The Karnataka High Court on Thursday ordered issue of notice to the State on a petition questioning the government’s decision to allow doctors practising Ayruveda, Yoga and Naturopathy, Unani, Siddha and Homoeopathy (AYUSH) system of medicine at primary health centres (PHCs) to prescribe and administer allopathic medicines in an emergency and while implementing Shishu Raksha and other programmes.
Justice A.S. Bopanna passed the order on the petition filed by the Karnataka branch of Indian Medical Association and others questioning the legality of the notification that was issued on January 5, 2017.

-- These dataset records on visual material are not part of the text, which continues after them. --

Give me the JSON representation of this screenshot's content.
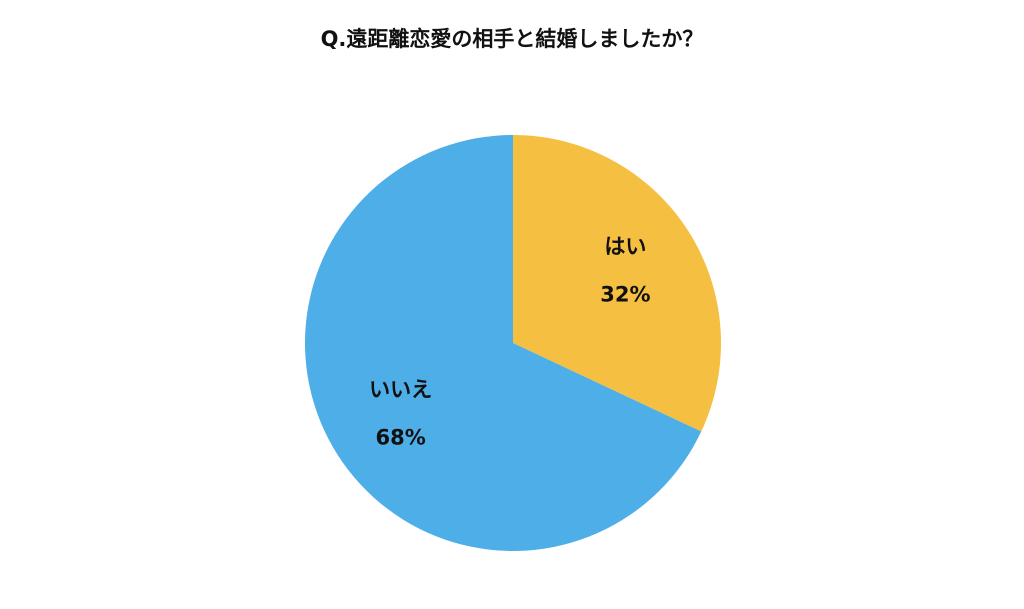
{
  "chart_data": {
    "type": "pie",
    "title": "Q.遠距離恋愛の相手と結婚しましたか？",
    "categories": [
      "はい",
      "いいえ"
    ],
    "values": [
      32,
      68
    ],
    "value_labels": [
      "32%",
      "68%"
    ],
    "colors": [
      "#f5bf42",
      "#4daee8"
    ]
  }
}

The petition contended that the government’s decision was in contravention to the provisions under Section 15 of the Indian Medical Council Act, 1956, which prohibit any person from practising modern medicine, popularly known as the allopathic system, unless he or she holds the necessary medical qualification to practice upon registration in any State medical register.
What IMC Act says
The petitioner has also questioned the government’s decision to impart a six-month training to AYUSH doctors on pharmacology, including the subject of allopathy. The association contended that only the IMC regulations can prescribe training in the modern system of medicine.
“The government’s decision will create havoc in the field of medical treatment and hands over the entire patient fraternity to the hands of ill-trained medical practitioners of an entirely different kind. This is a highly dangerous step taken in utter disregard to the standards of medical practice and also [to] the safety of patients,” the IMA-Karnataka petition stated.